Da un poco de angustia ver cómo los ideales que tenían que servir para hacer a las sociedades más tolerantes y democráticas empiezan a servir de excusa para armar las nuevas formas de autoritarismo. Una vez las redes sociales han roto el monopolio de la información, los Estados buscan nuevos pretextos para aislar las voces subversivas y mantener el control sobre los discursos hegemónicos.

En ciertos aspectos vivimos una época dorada para la libertad de expresión y de pensamiento. Las buenas ideas no habían sido nunca tan fáciles de difundir, ni tan difíciles de perseguir y desacreditar. El pluralismo de valores, que había sido idealizado con tanto entusiasmo por los políticos y los diarios de los países democráticos de finales del siglo XX, difícilmente habría podido soñar con encontrar plataformas más hechas a medida que WordPress, Twitter o Facebook.

Aun así, parece que la libertad de expresión y de pensamiento estén muriendo de éxito y que, poco a poco, se vayan convirtiendo en el gran enemigo de los poderes constituidos y de los sectores más irascibles de la sociedad. Cuanto más rico es el debate en las redes, más se empobrece la vida política de los países democráticos. En buena parte de Europa, los gobiernos se van quedando sin una oposición política articulada, a medida que los votantes encuentran fuentes de información alternativas para fiscalizar la acción de sus representantes y los relatos de los periodistas.

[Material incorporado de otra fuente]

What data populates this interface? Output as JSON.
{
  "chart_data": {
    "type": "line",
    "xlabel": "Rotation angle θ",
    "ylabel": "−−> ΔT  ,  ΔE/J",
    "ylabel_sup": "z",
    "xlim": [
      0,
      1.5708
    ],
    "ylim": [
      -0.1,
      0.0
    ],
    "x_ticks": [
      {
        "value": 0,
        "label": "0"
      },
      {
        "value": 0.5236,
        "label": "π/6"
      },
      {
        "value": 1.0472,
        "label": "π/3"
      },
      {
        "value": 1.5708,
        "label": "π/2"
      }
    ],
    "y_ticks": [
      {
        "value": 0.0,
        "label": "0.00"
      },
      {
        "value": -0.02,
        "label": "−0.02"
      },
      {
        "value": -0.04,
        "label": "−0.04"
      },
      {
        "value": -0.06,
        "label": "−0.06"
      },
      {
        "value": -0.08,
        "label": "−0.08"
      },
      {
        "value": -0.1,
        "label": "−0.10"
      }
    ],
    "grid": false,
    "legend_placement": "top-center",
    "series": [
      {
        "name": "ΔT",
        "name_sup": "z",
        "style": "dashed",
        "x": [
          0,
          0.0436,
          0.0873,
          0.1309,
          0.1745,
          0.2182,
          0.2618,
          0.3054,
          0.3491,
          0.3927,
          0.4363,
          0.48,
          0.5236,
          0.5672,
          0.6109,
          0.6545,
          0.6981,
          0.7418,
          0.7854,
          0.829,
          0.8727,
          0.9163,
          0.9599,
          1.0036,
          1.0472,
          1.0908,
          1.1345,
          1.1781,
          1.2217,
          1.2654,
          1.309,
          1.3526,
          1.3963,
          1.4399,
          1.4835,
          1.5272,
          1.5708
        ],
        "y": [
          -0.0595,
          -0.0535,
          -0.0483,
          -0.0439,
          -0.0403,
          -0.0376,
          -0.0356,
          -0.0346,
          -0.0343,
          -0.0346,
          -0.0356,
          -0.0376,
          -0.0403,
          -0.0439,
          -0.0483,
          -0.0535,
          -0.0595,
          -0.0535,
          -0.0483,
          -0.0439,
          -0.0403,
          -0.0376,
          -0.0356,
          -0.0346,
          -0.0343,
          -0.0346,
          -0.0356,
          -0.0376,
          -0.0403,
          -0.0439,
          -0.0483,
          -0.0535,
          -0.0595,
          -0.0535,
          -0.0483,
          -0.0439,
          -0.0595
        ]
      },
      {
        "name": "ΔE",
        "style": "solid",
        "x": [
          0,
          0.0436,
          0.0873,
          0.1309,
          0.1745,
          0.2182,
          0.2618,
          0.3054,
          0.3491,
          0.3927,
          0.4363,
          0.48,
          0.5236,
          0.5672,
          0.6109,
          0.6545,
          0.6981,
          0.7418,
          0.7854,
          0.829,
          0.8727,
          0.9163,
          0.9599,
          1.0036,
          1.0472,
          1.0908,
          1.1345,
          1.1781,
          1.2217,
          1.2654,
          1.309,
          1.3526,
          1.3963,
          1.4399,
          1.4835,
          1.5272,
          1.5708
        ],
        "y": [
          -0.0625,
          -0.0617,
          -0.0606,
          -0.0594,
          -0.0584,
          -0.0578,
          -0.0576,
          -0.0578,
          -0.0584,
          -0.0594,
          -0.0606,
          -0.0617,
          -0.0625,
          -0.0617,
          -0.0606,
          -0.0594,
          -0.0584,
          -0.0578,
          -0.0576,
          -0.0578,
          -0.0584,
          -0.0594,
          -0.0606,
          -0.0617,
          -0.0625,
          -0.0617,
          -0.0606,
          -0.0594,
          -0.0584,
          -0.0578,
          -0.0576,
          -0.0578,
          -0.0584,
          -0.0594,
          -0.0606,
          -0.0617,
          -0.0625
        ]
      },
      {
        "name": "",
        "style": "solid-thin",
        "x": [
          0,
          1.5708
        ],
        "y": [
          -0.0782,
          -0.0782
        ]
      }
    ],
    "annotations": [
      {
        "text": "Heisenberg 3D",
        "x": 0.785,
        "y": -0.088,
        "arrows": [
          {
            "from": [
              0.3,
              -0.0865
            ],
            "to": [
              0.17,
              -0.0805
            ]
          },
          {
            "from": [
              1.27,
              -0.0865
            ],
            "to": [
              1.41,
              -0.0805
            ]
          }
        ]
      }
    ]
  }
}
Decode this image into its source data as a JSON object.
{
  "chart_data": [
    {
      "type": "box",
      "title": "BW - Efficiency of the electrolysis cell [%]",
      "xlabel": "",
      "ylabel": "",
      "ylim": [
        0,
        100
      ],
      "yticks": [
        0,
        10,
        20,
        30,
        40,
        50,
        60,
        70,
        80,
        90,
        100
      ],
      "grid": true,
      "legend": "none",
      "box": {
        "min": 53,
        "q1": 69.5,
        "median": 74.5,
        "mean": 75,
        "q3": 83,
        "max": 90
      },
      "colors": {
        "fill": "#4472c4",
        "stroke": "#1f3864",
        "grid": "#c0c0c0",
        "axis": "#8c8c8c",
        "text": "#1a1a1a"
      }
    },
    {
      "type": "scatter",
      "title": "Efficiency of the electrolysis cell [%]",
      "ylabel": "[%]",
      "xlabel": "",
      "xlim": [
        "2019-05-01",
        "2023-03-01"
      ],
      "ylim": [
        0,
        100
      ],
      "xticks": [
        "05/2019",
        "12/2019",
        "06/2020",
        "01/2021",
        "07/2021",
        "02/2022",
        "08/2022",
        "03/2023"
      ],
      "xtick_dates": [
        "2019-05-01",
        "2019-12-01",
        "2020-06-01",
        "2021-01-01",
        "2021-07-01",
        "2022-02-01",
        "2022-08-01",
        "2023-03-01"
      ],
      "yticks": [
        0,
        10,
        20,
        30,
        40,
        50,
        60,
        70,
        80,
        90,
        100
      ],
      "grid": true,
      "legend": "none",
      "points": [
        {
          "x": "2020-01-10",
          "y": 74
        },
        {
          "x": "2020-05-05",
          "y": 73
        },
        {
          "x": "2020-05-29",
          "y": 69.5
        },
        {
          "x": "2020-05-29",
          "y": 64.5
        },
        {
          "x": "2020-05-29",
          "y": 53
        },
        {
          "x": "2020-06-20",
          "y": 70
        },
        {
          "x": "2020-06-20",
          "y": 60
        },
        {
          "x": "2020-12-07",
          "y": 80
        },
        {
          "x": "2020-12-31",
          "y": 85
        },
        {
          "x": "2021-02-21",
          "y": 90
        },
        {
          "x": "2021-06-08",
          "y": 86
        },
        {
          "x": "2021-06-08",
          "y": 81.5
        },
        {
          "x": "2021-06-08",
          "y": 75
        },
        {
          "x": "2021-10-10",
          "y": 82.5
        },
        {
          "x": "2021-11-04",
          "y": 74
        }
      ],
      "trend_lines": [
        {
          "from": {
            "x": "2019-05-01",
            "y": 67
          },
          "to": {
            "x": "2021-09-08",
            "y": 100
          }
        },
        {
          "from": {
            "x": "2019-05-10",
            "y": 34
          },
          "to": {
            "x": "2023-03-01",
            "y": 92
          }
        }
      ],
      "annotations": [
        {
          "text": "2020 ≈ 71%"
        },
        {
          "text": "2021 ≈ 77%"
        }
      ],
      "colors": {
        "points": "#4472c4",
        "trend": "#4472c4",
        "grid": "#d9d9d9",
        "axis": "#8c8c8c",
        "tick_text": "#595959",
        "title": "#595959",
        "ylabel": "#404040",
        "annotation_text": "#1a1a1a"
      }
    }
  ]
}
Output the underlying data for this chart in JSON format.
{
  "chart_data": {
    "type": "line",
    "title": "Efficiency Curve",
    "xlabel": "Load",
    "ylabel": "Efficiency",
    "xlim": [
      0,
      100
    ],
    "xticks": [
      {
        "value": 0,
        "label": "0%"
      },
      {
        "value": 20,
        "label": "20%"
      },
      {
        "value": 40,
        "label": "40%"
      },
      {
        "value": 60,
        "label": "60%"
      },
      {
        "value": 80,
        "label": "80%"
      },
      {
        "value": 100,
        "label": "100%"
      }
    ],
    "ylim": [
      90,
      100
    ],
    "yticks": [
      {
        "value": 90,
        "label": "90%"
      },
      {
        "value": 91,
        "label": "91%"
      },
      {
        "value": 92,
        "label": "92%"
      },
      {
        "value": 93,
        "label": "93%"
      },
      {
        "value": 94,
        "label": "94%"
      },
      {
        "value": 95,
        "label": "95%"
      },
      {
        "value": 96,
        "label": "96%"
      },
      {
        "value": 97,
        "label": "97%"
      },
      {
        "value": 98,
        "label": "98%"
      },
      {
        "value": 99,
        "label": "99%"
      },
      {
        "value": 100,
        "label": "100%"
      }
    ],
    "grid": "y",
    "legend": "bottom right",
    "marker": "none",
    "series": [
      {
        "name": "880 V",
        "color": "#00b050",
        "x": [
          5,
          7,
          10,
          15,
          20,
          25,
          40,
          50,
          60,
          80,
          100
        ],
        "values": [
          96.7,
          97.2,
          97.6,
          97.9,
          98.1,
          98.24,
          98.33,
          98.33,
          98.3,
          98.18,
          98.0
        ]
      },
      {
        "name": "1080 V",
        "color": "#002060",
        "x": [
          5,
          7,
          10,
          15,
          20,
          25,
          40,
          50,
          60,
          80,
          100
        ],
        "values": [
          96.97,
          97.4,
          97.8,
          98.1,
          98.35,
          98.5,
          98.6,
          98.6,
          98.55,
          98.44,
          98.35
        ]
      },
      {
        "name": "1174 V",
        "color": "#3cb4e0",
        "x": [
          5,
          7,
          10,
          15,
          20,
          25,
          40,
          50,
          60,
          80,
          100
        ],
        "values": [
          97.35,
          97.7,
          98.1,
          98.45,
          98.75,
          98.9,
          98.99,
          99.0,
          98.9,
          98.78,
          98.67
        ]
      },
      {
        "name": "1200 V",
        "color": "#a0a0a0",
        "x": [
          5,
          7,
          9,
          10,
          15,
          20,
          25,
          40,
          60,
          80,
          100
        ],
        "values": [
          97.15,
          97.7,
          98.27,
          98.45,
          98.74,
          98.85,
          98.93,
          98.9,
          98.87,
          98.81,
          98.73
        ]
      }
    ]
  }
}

Los delitos de odio, que nacieron para proteger la memoria del holocausto y de los genocidios perpetrados durante el siglo XX, se han convertido en una herramienta intimidatoria para disfrazar, de moralina políticamente correcta, la misma razón de Estado que antes orquestaba guerras. La protección de las minorías, que es una obligación de toda democracia, ha derivado hacia un victimismo generalizado, que los gobiernos gestionan a su gusto y conveniencia, administrando las miserias de todo el mundo a favor suyo, con el apoyo de los jueces.

Las noticias que llegan de China, donde los independentistas del Tibet son procesados por delitos de odio étnico, o de Rusia, donde los opositores son encarcelados por promover manifestaciones, cada vez suenan menos lejanas y estrambóticas. Es verdad que podría ser peor y que nos podríamos sentir amenazados como los blogueros de Blangladesh que son asesinados en la calle por fanáticos islamistas. Pero el debate se empobrece y degenera a una velocidad extraordinaria, a medida que se percibe que las palabras resultan estériles ante la fuerza de los hechos consumados.